Der hochaufgeschossene, sehr jungenhaft wirkende Karl-Heinz M. hatte zunächst überhaupt nicht daran gedacht, eine Aussage zu machen, als er gestern morgen aus dem Zellentrakt vorgeführt wurde. Von seinem „nee“ und „ick weeß nicht“, das er lächelnd hinter halb ins Gesicht hängenden schulterlangen Haaren auf alle Fragen des Gerichtsvorsitzenden Häger hervorbrachte, kam er erst ab, nachdem der Prozeß für eine Stunde unterbrochen worden war. Nachdem er von Verteidigerin Dietl offensichtlich noch einmal ins Gebet genommen worden war, antwortete er dann aber bereitwillig auf die in einem bemüht väterlich-einfühlsamen Tonfall gestellten Fragen des Vorsitzenden Häger.

Ja, er habe die 13jährige Mike oft gesehen, sagte Karl -Heinz M., aber angesprochen habe er das Mädchen „nie“. Er habe ihr monatelang fast jeden Tag „nachspioniert“. Mike sei meistens mit ihrem Freund zusammengewesen. Von dem Haus seiner Eltern aus, so der Angeklagte, habe er in die Fenster der Wohnung von Mikes Freund gucken können und beobachtet, wie sich die beiden „küßten, umarmten und all so was“.

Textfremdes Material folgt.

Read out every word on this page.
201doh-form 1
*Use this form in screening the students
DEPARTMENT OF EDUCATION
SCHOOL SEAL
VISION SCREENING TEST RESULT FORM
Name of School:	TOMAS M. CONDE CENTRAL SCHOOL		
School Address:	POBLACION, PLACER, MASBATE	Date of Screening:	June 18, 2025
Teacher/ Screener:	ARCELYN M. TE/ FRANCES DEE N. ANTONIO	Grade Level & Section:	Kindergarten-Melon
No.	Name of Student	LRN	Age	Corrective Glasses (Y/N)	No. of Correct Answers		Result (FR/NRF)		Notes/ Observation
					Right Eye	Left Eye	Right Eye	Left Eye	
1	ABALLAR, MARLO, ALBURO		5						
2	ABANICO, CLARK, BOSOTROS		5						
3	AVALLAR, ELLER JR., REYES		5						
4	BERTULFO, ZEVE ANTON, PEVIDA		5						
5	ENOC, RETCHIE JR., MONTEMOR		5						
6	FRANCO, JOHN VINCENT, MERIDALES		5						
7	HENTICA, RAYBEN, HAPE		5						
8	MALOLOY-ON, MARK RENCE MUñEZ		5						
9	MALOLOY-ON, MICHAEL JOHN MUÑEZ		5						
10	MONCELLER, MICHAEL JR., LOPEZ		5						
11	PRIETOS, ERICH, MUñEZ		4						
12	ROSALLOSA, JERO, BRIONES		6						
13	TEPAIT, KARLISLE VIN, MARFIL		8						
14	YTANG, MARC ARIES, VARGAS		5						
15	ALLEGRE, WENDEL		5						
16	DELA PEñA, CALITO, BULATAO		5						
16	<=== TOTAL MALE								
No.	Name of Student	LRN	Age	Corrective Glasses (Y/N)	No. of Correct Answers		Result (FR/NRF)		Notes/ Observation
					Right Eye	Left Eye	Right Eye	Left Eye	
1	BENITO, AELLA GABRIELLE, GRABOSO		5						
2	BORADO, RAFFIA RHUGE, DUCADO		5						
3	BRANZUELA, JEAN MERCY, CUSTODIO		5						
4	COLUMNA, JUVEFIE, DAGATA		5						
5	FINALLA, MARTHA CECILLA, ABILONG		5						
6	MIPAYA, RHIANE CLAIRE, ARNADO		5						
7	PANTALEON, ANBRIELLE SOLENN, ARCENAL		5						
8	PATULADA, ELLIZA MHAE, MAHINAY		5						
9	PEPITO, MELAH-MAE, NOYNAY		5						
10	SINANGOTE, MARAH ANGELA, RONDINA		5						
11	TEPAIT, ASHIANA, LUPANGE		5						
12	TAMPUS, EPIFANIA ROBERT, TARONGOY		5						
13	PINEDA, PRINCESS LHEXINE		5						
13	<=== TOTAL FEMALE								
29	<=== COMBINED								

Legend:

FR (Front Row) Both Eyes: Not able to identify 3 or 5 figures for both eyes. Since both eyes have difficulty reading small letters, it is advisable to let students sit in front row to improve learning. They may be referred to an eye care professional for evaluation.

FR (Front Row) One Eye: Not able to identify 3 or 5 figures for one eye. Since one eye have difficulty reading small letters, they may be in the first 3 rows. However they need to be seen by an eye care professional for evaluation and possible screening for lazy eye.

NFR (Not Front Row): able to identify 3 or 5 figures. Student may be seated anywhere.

Gemocht habe er Mike „überhaupt nicht“, entrüstete sich Karl-Heinz M. auf eine entsprechende Frage zunächst, um gleich danach zu verstehen zu geben, daß ihm das Mädchen eigentlich schon gefallen habe. Karl-Heinz M. gab zu, Mike eines Tages an ihrem Schulweg aufgelauert und ihr mit einem Messer in der Bauch gestochen zu haben. Das Mädchen trug glücklicherweise keine lebensgefährliche Verletzung davon. Der Angeklagte bedauerte, daß Mike nicht starb: „Dann hätte ich Ruhe vor ihr.“ Auf die Vernehmung der inzwischen 14jährigen wurde verzichtet.

Der Angeklagte, der die Sonderschule besuchte und keinen Hauptschulabschluß hat, beschrieb sich als Einzelgänger, der Tage und Nächte daheim damit zubrachte, Popmusik zu hören und Videos zu gucken: „Am liebsten Horrorfilme“ - in denen Frauen Gewalt angetan werde. Das macht Spaß, töten und so“, bestätigte er. Nach Angaben des psychiatrischen Sachverständigen hatte der Angeklagte außer einem gescheiterten Versuch mit einer Klassenkameradin in seinem Leben keinerlei sexuelle Kontakte. Für den Fall, daß er „rauskommen“ sollte, versprach Karl-Heinz M. gestern, er wolle ein neues Leben anfangen und nie mehr an Mike und andere Frauen denken: „Das ist nicht gut für mich.“ Der Prozeß wird Dienstag fortgesetzt.